Deux geôliers et un sac poubelle
C'est un peu chaque fois la même histoire dans ce genre d'affaire. La fugue d'une adolescente trouvée sur internet et un immeuble de « quartier ». Cette fois c'est la cité du Chaperon-Vert à Gentilly. L'immeuble? Une de ces horreurs comme il y a en encore tant : une barre haute de dix étages dans un « grand ensemble » le long de l'autoroute du sud. Elle a seize ans. On n'est pas loin d'un « point de deal ». Elle s'est barrée du Loiret pour venir rejoindre « un pote ». Il est à Clichy-sous-Bois en Seine-Saint-Denis. C'est pas tout à fait le même coin... Plein nord-est contre plein sud. Elle le connaît par les réseaux sociaux, le monde est si petit. Et tout cela et si facile à mettre en place.
- Viens me voir à Paris si tu es pas bien chez toi.

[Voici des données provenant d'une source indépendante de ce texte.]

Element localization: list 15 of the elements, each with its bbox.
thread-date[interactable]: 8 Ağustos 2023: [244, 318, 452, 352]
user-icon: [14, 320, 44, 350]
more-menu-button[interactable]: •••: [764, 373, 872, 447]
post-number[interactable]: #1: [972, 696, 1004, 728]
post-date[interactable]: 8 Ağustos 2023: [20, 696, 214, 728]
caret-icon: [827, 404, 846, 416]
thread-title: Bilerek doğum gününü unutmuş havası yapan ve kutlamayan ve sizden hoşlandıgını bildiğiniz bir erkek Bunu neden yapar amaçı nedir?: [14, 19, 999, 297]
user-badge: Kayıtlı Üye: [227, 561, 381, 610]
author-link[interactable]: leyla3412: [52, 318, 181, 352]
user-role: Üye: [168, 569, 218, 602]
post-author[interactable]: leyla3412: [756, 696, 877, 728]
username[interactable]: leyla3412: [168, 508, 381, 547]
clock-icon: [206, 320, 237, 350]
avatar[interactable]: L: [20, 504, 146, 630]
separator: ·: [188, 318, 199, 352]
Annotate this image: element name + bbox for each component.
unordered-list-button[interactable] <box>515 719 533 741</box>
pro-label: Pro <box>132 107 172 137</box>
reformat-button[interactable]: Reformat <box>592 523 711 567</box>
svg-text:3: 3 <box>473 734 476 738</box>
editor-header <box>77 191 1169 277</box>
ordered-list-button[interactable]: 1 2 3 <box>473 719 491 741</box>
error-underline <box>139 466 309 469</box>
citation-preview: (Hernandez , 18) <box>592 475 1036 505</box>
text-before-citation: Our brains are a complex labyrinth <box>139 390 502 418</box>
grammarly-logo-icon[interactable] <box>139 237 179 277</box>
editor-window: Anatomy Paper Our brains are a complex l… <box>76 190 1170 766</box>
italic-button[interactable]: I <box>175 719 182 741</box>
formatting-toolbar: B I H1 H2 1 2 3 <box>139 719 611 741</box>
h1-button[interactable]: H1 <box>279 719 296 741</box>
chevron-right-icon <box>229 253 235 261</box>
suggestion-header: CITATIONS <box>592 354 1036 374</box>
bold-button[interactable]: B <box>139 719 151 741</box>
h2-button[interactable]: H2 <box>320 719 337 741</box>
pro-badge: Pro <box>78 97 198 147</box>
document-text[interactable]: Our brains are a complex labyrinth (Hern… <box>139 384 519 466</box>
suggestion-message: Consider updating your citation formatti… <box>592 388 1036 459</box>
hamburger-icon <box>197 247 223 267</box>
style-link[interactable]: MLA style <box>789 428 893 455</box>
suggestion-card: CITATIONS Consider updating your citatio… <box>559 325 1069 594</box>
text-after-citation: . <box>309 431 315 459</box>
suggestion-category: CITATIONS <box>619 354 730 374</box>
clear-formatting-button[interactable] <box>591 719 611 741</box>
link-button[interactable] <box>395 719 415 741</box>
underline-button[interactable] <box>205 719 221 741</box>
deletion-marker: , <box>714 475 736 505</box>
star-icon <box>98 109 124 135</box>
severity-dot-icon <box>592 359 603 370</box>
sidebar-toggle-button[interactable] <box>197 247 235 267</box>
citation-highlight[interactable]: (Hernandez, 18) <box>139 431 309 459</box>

La romance, les fleurs bleues contre le vague à l'âme : fille cherche désespérément remède à l'adolescence. Le monde de toujours dans le monde d'aujourd'hui. Des parents pas trop à l'écoute, peut-être une famille mono-parentale, une fille-mère débordée par la vie et par sa fille qu'elle a pas vu pousser, et maintenant c'est une femme. Le Loiret-Paris, c'est pas si loin, ce serait vite fait. Par smartphone interposé, elle lui raconte, elle se confie, elle a trouvé enfin un mec qui l'écoute, comme la vie est belle, comme il sait, lui, brosser dans le sens du poil. Et comme il est mimi sur les photos qu'il envoie !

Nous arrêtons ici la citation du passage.